The program has also been seen as lacking public discussion and enjoying virtually no oversight, opening the door to slipshod bookkeeping, governmental confusion and vanishing 1033 equipment that finds its way onto the black market.
Under former Arizona Sheriff Joe Arpaio, the Maricopa County Sheriff's Office amassed a significant arsenal of military weaponry from the 1033 Program including a Humvee, 90 M-16 rifles, a tank, 116 .45-caliber pistols, 34 M-14 rifles and three helicopters. Arpaio's office was suspended from the program in 2014 after it was discovered that 20 to 22 of the weapons went missing, often because retired or current deputies took the weapons home and never returned them.
The Pinal County Sheriff's Office in Arizona was also discovered to have auctioned off millions of dollars' worth of 1033 equipment to non-law enforcement agencies for the sole purpose of raising revenue.
In 2014 it was discovered that 184 agencies were suspended from the program due to hundreds of weapons going missing or a failure to comply with guidelines.
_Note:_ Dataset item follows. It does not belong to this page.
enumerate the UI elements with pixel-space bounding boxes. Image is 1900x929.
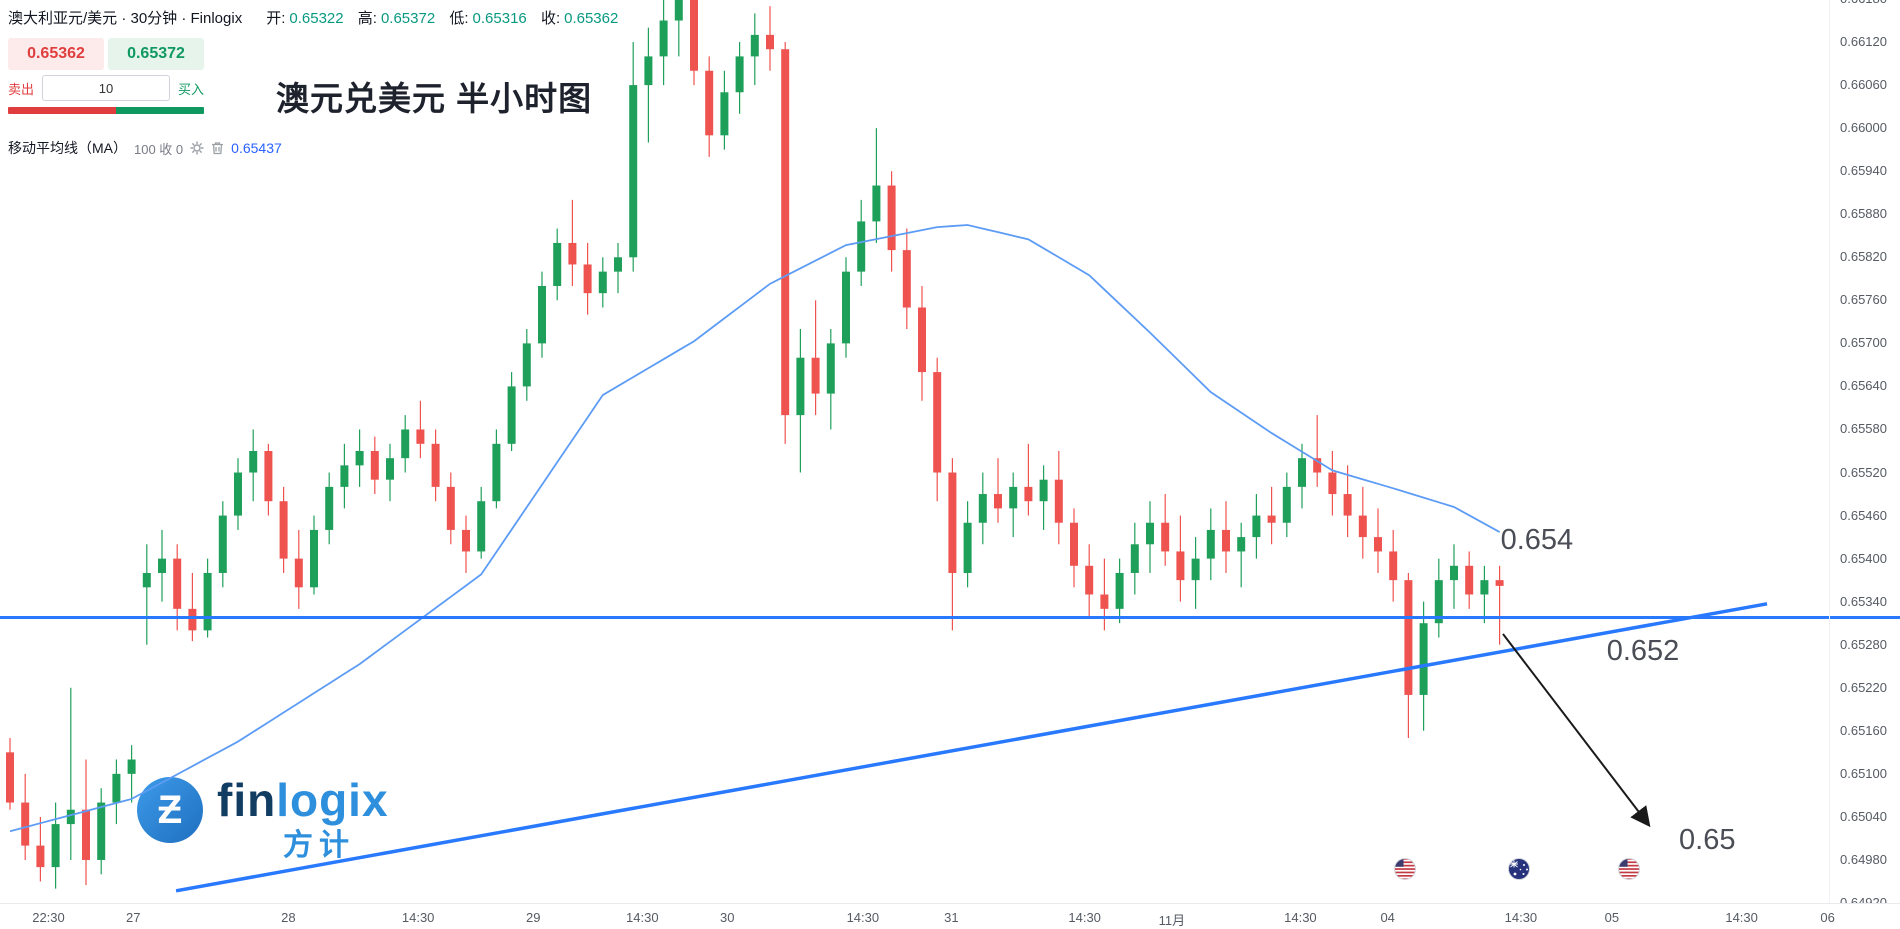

While small arms such as rifles and handguns were the most common weapons to vanish, 2 Humvees had also gone missing.
While former President Barack Obama has been credited with imposing oversight on the program and limiting the distribution of military hardware to local agencies, his move was widely criticized as being of a symbolic nature. The vast majority of equipment 1033 had provided remained available following his 2015 executive order, and much of the banned equipment such as weaponized aircraft, tracked vehicles and .50 caliber heavy machine guns had never been made available to agencies.
In July, the Government Accountability Office tested the 1033 Program through a sting operation tasked with discovering the potential for fraud and abuse. After creating a “fictitious federal agency” that claimed it performed high-level security and counter-terror work, the GAO managed to secure over US$1.2 million worth of night vision goggles, pipe-bomb and rifle equipment within a week.